As you know, Bob, life in a pandemic kind of sucks, so I’ve been pretty quiet here. But no more! There should be some announcements concerning an upcoming (Finnish) novel shortly, but in the meantime, here’s something RPG related.
I got to talking with a friend about dungeoneering in fantasy RPGs, and about why adventurers in semi-realistic games might choose to go underground. Since as an environment a cave is pretty barren, many of the stereotypical RPG dungeon quests are a bit silly if one is running a low-magic, quasi-realistic setting.
Thinking about this for a couple of hours, I came up with a list of 10 scenarios which might require adventurers to go deep into a natural cave. None of those really requires any magic whatsoever, and all are based on geology as we know it! Most are based on the simple fact that a cave is formed by flowing water: the water goes in at the top (via a sink or several) and exits at the bottom (via a resurgence or several) and between the two you can have kilometres of distance and hundreds of kilometres of passage. (Here’s a nice illustration.)
- The cave is used as a natural fortress by a band of antagonists (an orc tribe, a vampire slumming it, a dragon or a guerrilla squad of an invading army) who keep raiding the surface. Since not all the entrances are known, and therefore just guarding them is not practical, the only way to deal with the problem is to go in to look for the troublemakers.

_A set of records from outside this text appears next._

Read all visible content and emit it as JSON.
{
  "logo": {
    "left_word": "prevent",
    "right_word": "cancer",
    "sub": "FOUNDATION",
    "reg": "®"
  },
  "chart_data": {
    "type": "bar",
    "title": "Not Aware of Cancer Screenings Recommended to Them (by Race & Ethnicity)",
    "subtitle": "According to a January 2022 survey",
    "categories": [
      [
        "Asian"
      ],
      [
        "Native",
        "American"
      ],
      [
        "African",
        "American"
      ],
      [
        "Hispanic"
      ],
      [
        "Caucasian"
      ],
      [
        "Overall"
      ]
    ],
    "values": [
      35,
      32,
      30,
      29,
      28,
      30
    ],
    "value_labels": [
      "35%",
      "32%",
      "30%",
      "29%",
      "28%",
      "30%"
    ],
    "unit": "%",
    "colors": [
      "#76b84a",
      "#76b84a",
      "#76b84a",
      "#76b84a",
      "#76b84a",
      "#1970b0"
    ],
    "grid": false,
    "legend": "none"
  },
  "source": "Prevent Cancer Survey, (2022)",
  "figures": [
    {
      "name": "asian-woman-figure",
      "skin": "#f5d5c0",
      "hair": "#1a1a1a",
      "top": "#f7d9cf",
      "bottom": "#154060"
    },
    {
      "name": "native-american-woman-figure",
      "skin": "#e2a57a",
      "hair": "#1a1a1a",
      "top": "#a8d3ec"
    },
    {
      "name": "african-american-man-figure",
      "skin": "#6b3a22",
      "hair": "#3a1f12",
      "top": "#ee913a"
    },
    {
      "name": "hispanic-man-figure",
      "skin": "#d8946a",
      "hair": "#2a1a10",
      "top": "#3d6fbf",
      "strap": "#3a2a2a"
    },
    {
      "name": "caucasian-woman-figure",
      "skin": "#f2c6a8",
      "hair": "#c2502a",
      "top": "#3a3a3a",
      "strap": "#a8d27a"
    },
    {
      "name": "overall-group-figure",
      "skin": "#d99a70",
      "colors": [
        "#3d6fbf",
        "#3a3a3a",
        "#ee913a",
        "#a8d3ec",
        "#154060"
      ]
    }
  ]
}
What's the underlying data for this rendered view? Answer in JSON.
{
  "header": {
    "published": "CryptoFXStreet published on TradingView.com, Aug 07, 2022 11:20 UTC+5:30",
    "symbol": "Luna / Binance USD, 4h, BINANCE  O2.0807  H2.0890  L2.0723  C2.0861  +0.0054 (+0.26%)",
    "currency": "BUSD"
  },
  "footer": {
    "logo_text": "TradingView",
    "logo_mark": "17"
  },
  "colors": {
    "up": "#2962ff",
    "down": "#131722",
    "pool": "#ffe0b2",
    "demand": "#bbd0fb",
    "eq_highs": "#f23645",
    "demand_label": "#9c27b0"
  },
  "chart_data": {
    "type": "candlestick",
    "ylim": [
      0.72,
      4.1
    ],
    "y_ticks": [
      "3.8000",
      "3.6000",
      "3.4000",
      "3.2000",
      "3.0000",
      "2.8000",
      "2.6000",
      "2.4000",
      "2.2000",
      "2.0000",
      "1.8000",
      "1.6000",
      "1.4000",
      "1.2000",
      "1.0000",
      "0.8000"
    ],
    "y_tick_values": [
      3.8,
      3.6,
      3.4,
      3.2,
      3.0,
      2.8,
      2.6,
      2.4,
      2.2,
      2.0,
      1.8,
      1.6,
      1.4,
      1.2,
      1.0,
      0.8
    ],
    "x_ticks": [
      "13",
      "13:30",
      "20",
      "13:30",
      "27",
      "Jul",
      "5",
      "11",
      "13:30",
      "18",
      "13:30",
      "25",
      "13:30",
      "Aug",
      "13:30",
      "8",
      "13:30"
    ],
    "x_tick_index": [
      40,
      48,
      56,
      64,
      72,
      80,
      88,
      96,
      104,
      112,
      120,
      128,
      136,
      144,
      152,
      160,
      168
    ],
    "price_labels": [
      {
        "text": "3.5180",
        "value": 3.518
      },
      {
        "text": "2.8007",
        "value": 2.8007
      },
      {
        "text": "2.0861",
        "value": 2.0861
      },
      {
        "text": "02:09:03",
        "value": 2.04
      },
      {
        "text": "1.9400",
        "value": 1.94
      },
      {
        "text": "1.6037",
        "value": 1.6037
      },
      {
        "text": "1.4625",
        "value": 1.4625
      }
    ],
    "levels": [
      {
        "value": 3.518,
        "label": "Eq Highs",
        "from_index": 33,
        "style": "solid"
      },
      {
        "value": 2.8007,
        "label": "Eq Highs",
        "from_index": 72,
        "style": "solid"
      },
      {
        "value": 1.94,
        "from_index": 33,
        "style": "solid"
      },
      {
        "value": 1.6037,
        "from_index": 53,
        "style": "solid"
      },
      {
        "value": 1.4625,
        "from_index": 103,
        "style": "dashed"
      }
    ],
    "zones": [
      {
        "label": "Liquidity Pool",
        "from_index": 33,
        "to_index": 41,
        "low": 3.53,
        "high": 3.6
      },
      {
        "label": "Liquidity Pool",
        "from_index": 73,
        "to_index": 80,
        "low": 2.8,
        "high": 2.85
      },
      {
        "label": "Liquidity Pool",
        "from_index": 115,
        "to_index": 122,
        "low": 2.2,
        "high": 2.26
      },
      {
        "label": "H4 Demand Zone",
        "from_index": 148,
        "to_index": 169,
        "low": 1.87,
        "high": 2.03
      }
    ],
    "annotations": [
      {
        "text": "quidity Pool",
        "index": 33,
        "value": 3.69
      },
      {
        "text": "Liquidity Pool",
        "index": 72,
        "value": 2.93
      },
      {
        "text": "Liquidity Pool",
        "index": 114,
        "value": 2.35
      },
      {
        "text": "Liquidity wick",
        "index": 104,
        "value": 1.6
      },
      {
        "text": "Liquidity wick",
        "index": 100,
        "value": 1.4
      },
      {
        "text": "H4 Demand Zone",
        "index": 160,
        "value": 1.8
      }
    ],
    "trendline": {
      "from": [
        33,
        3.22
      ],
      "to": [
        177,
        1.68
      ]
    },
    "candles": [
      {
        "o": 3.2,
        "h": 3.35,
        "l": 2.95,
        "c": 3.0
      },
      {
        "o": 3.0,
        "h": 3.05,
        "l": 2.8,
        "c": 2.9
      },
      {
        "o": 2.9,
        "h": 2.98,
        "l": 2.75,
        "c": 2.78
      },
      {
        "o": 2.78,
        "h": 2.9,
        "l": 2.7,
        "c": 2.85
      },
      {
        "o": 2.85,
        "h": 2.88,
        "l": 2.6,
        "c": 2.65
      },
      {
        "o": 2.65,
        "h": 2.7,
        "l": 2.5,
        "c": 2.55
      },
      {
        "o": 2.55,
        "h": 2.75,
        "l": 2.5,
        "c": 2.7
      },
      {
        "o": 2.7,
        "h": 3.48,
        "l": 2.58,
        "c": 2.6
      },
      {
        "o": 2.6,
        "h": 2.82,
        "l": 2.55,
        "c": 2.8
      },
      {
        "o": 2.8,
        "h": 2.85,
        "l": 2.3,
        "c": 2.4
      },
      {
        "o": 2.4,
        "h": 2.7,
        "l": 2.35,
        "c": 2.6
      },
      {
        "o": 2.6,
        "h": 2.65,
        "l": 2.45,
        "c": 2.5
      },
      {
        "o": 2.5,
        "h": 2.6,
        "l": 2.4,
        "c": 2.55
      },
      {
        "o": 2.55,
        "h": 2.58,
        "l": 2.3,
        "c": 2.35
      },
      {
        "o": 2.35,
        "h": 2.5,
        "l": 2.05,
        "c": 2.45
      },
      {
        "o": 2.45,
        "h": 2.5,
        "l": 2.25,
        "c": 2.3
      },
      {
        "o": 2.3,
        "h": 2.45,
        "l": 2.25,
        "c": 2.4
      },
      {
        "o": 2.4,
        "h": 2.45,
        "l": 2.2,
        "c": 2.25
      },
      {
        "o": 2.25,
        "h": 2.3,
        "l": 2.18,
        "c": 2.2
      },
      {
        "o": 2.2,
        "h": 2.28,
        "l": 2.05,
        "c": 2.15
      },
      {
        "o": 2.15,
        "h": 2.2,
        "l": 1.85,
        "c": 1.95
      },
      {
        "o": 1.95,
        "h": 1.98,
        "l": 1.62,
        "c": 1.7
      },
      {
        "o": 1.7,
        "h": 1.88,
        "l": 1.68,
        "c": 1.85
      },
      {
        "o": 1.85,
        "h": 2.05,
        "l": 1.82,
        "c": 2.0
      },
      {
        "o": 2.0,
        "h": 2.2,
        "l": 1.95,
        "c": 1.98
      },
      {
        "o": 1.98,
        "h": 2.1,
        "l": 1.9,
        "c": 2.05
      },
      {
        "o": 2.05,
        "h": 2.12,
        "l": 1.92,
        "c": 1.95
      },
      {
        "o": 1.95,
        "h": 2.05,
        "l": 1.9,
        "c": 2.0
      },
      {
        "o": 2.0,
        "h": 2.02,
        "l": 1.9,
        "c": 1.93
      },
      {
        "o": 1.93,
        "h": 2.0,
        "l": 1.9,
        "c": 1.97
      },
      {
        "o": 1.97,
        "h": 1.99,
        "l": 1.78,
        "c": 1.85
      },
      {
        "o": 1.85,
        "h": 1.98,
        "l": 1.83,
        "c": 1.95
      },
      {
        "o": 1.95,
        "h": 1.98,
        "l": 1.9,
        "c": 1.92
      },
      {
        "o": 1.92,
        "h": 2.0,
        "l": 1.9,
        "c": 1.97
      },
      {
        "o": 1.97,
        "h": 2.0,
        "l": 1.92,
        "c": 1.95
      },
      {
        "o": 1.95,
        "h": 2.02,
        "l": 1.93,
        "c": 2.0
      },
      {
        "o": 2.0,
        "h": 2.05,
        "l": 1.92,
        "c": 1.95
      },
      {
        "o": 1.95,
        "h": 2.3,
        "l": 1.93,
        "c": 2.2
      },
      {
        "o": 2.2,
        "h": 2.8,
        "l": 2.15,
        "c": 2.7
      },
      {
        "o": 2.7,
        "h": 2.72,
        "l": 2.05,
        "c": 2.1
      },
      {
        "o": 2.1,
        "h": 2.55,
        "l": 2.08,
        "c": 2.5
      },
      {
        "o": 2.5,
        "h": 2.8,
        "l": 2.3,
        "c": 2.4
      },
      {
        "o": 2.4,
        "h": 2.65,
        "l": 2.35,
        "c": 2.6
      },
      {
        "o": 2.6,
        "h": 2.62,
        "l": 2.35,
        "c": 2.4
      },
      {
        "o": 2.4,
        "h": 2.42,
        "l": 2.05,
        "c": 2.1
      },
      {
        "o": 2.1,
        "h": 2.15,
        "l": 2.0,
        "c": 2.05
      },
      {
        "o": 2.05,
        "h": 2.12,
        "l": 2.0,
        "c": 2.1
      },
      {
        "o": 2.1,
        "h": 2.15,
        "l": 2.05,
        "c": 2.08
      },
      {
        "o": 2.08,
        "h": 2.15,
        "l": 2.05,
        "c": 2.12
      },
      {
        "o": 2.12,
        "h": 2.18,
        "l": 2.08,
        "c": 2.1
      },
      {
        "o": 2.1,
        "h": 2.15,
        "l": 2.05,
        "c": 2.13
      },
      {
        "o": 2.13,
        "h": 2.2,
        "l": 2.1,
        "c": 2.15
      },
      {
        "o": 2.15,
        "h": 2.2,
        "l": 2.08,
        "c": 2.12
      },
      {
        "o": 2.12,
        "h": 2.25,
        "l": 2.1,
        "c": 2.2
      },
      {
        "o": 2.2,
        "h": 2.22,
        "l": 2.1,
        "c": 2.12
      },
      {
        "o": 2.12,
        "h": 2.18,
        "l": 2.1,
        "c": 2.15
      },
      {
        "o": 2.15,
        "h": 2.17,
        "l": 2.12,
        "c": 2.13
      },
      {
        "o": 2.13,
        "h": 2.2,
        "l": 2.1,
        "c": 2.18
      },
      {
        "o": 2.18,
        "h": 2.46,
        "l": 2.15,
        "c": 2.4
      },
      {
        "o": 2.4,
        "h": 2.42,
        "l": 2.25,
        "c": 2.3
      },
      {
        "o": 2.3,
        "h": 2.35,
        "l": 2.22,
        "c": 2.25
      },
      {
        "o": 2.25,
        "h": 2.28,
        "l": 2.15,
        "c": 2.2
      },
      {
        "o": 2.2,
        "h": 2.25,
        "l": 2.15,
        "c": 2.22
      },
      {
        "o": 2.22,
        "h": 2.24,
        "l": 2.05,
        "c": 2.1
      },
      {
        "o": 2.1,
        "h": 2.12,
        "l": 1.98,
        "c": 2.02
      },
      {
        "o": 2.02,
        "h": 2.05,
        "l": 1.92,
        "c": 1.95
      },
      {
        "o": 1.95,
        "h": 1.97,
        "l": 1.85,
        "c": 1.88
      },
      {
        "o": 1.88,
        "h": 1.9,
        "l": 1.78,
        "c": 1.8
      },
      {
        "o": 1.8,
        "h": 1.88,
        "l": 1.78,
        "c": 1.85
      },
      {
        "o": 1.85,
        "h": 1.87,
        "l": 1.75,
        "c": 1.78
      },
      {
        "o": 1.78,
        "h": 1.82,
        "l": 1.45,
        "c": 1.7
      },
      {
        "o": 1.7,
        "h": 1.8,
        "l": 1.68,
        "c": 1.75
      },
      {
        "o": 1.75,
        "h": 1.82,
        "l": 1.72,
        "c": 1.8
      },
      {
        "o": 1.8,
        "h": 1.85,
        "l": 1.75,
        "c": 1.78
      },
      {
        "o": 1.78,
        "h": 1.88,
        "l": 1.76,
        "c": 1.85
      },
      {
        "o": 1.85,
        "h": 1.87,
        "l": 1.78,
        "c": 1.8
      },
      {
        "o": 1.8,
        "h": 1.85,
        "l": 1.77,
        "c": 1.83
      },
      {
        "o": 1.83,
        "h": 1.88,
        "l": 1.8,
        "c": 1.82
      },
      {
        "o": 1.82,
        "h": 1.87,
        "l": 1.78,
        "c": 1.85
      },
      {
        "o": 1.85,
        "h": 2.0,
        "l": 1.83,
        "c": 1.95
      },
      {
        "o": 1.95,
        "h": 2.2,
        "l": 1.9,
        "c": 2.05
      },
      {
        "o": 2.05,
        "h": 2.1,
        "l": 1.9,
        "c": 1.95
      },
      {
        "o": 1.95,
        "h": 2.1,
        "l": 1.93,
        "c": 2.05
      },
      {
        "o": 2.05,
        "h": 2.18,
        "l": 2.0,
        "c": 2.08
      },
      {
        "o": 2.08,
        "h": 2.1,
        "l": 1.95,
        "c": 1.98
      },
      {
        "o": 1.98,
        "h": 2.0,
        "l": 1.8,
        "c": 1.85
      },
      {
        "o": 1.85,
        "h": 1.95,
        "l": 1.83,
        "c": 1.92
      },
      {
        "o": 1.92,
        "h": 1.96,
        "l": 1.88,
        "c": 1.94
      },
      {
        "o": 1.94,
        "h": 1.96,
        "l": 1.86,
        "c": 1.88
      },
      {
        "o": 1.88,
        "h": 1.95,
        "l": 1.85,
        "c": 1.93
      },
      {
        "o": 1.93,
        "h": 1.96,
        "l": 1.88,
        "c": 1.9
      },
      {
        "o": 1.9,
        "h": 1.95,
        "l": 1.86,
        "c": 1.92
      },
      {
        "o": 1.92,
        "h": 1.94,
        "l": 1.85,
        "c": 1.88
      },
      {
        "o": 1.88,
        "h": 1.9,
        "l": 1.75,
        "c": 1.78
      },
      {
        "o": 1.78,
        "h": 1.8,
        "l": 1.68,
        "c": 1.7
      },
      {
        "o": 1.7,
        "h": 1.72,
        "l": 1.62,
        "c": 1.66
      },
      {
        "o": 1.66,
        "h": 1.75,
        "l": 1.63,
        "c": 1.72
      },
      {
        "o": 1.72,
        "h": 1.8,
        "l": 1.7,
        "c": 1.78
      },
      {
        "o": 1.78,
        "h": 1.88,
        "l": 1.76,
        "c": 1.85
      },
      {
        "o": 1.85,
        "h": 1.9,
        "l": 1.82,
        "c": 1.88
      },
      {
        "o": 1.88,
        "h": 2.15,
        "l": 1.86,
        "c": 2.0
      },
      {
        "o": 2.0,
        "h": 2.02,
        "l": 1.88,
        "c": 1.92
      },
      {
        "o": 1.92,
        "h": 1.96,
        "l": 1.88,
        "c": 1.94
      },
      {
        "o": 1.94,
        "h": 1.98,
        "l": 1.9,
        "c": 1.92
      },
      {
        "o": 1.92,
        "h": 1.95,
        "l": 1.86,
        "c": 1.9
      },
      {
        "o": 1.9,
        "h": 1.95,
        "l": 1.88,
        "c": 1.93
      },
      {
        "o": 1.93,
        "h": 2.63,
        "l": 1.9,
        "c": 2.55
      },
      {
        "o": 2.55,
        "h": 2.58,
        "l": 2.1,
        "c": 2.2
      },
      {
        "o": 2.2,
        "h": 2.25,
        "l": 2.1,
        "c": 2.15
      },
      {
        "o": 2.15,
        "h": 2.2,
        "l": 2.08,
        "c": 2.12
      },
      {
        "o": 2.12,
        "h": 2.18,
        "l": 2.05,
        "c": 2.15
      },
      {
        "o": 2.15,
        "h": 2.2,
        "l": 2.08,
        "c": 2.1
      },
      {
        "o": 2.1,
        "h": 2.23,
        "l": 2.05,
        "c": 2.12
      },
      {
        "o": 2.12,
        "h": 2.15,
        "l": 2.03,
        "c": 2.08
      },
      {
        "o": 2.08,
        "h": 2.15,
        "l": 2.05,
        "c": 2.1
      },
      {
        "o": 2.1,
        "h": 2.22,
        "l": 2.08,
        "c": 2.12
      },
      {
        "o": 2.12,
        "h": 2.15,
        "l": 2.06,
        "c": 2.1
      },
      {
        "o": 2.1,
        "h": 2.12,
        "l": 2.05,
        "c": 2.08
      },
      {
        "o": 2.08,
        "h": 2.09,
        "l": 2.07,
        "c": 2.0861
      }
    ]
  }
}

- Something valuable (a ring of power, a chestful of gold coins, the little dog of a local prince…) has fallen into the cave via a rift or a sinkhole. Said rift is too small to enter, so a recovery mission will have to take another way in.
- The cave provides a concealed approach to something (the flank of an enemy, a forbidden valley, a castle that gets its drinking water from an underground stream…)
- When pursued by an enemy, it might be possible to lose them in a complicated cave system. Alternately, someone you are chasing could try to duck into a complicated cave to escape.
- The stream of a cave is discovered to contain traces of valuable minerals / organic components. Should we go in to mine them?
- An earthquake or a sinkhole suddenly opens next to an important location (the manor of a baron, the Great Wall of the kingdom, a sacred site…). Is this a risk, gelogical or otherwise? Only one way to find out.
- The village gets its water from a stream emerging from underground. Now the water has stopped flowing. What is causing this?
- A cave that has been previously used (as a mine, guerrilla base…) but has since been abandoned is remembered to contain something important (the buried body of a slave hero, a famous sword…) that needs to be brought out. [Yes, this is pretty much the classical dungeon crawl scenario.]
- A cave that has never been used is believed to contain something independently valuable (a rare kind of blind white cave fish, a three-metre stalactite, enormous crystal formations) that needs to be looted.
- Only two of the toughest hombres ever known have visited the bottom of this cave to carve their initials into the rock. Doing the same is the only way to prove your worth for (something…)
Undoubtedly there are more possible scenarios than these.